Another provocative piece by Micah White:
In place of measurements and focus groups will be a return to the very thing that marketers most fear: the passionate, ideological and total critique of consumer society. Clicktivism is ruining leftist activism
Reducing activism to online petitions, this breed of marketeering technocrats damage every political movement they touch
Micah White guardian.co.uk, Thursday 12 August 2010 13.30 BSTA battle is raging for the soul of activism. It is a struggle between digital activists, who have adopted the logic of the marketplace, and those organisers who vehemently oppose the marketisation of social change. At stake is the possibility of an emancipatory revolution in our lifetimes.
The conflict can be traced back to 1997 when a quirky Berkeley, California-based software company known for its iconic flying toaster screensaver was purchased for $13.8m (£8.8m). The sale financially liberated the founders, a left-leaning husband-and-wife team. He was a computer programmer, she a vice-president of marketing. And a year later they founded an online political organisation known as MoveOn. Novel for its combination of the ideology of marketing with the skills of computer programming, MoveOn is a major centre-leftist pro-Democrat force in the US. It has since been heralded as the model for 21st-century activism.
The trouble is that this model of activism uncritically embraces the ideology of marketing. It accepts that the tactics of advertising and market research used to sell toilet paper can also build social movements. This manifests itself in an inordinate faith in the power of metrics to quantify success. Thus, everything digital activists do is meticulously monitored and analysed. The obsession with tracking clicks turns digital activism into clicktivism.
Clicktivists utilise sophisticated email marketing software that brags of its "extensive tracking" including "opens, clicks, actions, sign-ups, unsubscribes, bounces and referrals, in total and by source". And clicktivists equate political power with raising these "open-rate" and "click-rate" percentages, which are so dismally low that they are kept secret. The exclusive emphasis on metrics results in a race to the bottom of political engagement.

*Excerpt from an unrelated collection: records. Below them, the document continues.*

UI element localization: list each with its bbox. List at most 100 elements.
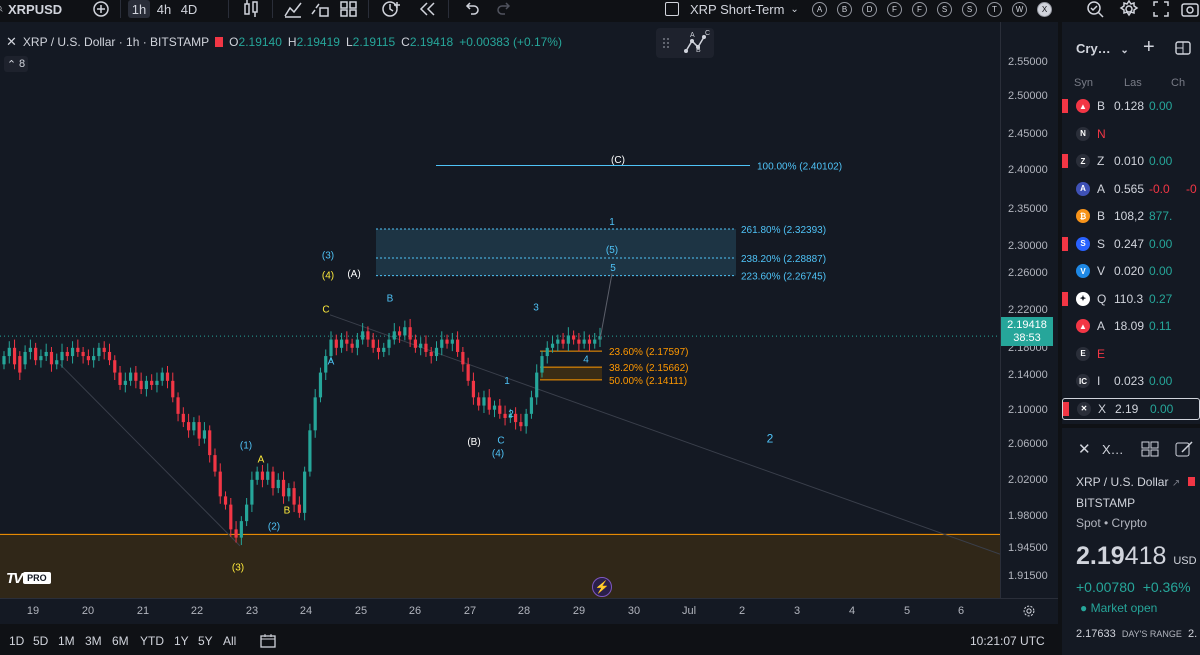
wave-label: (3) [322,251,334,262]
watchlist-title-dropdown[interactable]: Cry… ⌄ [1076,41,1129,56]
row-last: 2.19 [1115,401,1139,416]
interval-1h-button[interactable]: 1h [128,0,150,18]
candle-body [429,351,433,357]
fib-label: 100.00% (2.40102) [757,161,842,172]
range-button-3m[interactable]: 3M [85,634,102,648]
redo-icon[interactable] [494,0,516,18]
details-close-icon[interactable]: ✕ [1078,440,1091,458]
candle-body [150,380,154,385]
close-icon[interactable]: ✕ [6,34,17,50]
camera-icon[interactable] [1180,0,1200,18]
price-tick: 2.14000 [1008,369,1048,381]
range-button-6m[interactable]: 6M [112,634,129,648]
symbol-filter-s[interactable]: S [937,1,952,17]
candle-body [408,327,412,340]
indicators-icon[interactable] [282,0,304,18]
time-axis[interactable]: 19 20 21 22 23 24 25 26 27 28 29 30 Jul 2 3 4 5 6 [0,598,1058,624]
replay-icon[interactable] [416,0,438,18]
candle-body [382,347,386,352]
range-button-all[interactable]: All [223,634,236,648]
undo-icon[interactable] [460,0,482,18]
symbol-filter-t[interactable]: T [987,1,1002,17]
wave-label: 1 [609,217,615,228]
search-icon[interactable] [0,0,8,18]
details-layout-icon[interactable] [1140,440,1160,463]
go-to-date-icon[interactable] [258,633,278,652]
watchlist-row[interactable]: EE [1062,343,1200,365]
add-symbol-icon[interactable]: + [1143,36,1155,59]
watchlist-row[interactable]: ✕ X 2.19 0.00 [1062,397,1200,420]
indicators-collapse-button[interactable]: ⌃ 8 [4,56,28,72]
flag-icon [1063,401,1069,416]
range-button-1d[interactable]: 1D [9,634,24,648]
edit-note-icon[interactable] [1174,440,1194,463]
symbol-filter-d[interactable]: D [862,1,877,17]
symbol-label: XRPUSD [8,1,63,17]
layout-name-dropdown[interactable]: XRP Short-Term ⌄ [690,0,810,18]
watchlist-row[interactable]: A A 0.565 -0.0 -0 [1062,178,1200,200]
symbol-filter-a[interactable]: A [812,1,827,17]
range-button-5y[interactable]: 5Y [198,634,213,648]
watchlist-row[interactable]: IC I 0.023 0.00 [1062,370,1200,392]
object-tree-search-icon[interactable] [1084,0,1106,18]
tradingview-logo[interactable]: TV PRO [6,570,51,587]
symbol-filter-w[interactable]: W [1012,1,1027,17]
fullscreen-icon[interactable] [1150,0,1172,18]
lightning-icon[interactable]: ⚡ [592,577,612,597]
compare-symbol-button[interactable] [90,0,112,18]
symbol-filter-f[interactable]: F [887,1,902,17]
layout-checkbox[interactable] [664,0,680,18]
elliott-abc-tool[interactable]: A B C [656,28,714,58]
details-name-link[interactable]: XRP / U.S. Dollar ↗ [1076,475,1195,489]
symbol-filter-f[interactable]: F [912,1,927,17]
details-change: +0.00780 +0.36% [1076,579,1191,595]
range-button-ytd[interactable]: YTD [140,634,164,648]
range-button-1y[interactable]: 1Y [174,634,189,648]
watchlist-row[interactable]: NN [1062,123,1200,145]
current-price: 2.19418 [1007,319,1047,331]
chart-canvas[interactable]: 100.00% (2.40102)261.80% (2.32393)238.20… [0,22,1000,598]
symbol-filter-b[interactable]: B [837,1,852,17]
row-change: -0.0 [1149,181,1170,196]
candle-body [139,380,143,390]
row-change: 877. [1149,209,1173,223]
range-button-1m[interactable]: 1M [58,634,75,648]
price-axis[interactable]: 2.55000 2.50000 2.45000 2.40000 2.35000 2.300… [1000,22,1058,598]
candle-body [245,504,249,522]
symbol-filter-s[interactable]: S [962,1,977,17]
watchlist-row[interactable]: V V 0.020 0.00 [1062,260,1200,282]
watchlist-row[interactable]: Z Z 0.010 0.00 [1062,150,1200,172]
range-button-5d[interactable]: 5D [33,634,48,648]
watchlist-row[interactable]: ₿ B 108,2 877. [1062,205,1200,227]
symbol-search-button[interactable]: XRPUSD [8,0,72,18]
price-tick: 1.91500 [1008,570,1048,582]
layouts-grid-icon[interactable] [338,0,360,18]
column-symbol[interactable]: Syn [1074,77,1093,89]
layout-name: XRP Short-Term [690,1,785,17]
candles-icon[interactable] [240,0,262,18]
candle-body [239,521,243,538]
flag-icon[interactable] [215,37,224,47]
column-change[interactable]: Ch [1171,77,1185,89]
watchlist-row[interactable]: ▲ B 0.128 0.00 [1062,95,1200,117]
candle-body [65,351,69,357]
alert-clock-icon[interactable] [380,0,402,18]
settings-gear-icon[interactable] [1118,0,1140,18]
watchlist-row[interactable]: ✦ Q 110.3 0.27 [1062,288,1200,310]
symbol-filter-x[interactable]: X [1037,1,1052,17]
price-chart[interactable]: 100.00% (2.40102) 261.80% (2.32393) 238.20… [0,22,1000,598]
interval-4h-button[interactable]: 4h [153,0,175,18]
column-last[interactable]: Las [1124,77,1142,89]
row-last: 0.565 [1114,181,1144,196]
watchlist-row[interactable]: S S 0.247 0.00 [1062,233,1200,255]
flag-icon [1062,291,1068,306]
watchlist-row[interactable]: ▲ A 18.09 0.11 [1062,315,1200,337]
chart-settings-gear-icon[interactable] [1022,604,1036,623]
interval-4d-button[interactable]: 4D [178,0,200,18]
indicator-templates-icon[interactable] [310,0,332,18]
utc-clock[interactable]: 10:21:07 UTC [970,634,1045,648]
watchlist-layout-icon[interactable] [1174,40,1192,61]
candle-body [392,331,396,340]
candle-body [366,331,370,340]
wave-label: 1 [504,376,510,387]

Gone is faith in the power of ideas, or the poetry of deeds, to enact social change. Instead, subject lines are A/B tested and messages vetted for widest appeal. Most tragically of all, to inflate participation rates, these organisations increasingly ask less and less of their members. The end result is the degradation of activism into a series of petition drives that capitalise on current events. Political engagement becomes a matter of clicking a few links. In promoting the illusion that surfing the web can change the world, clicktivism is to activism as McDonalds is to a slow-cooked meal. It may look like food, but the life-giving nutrients are long gone.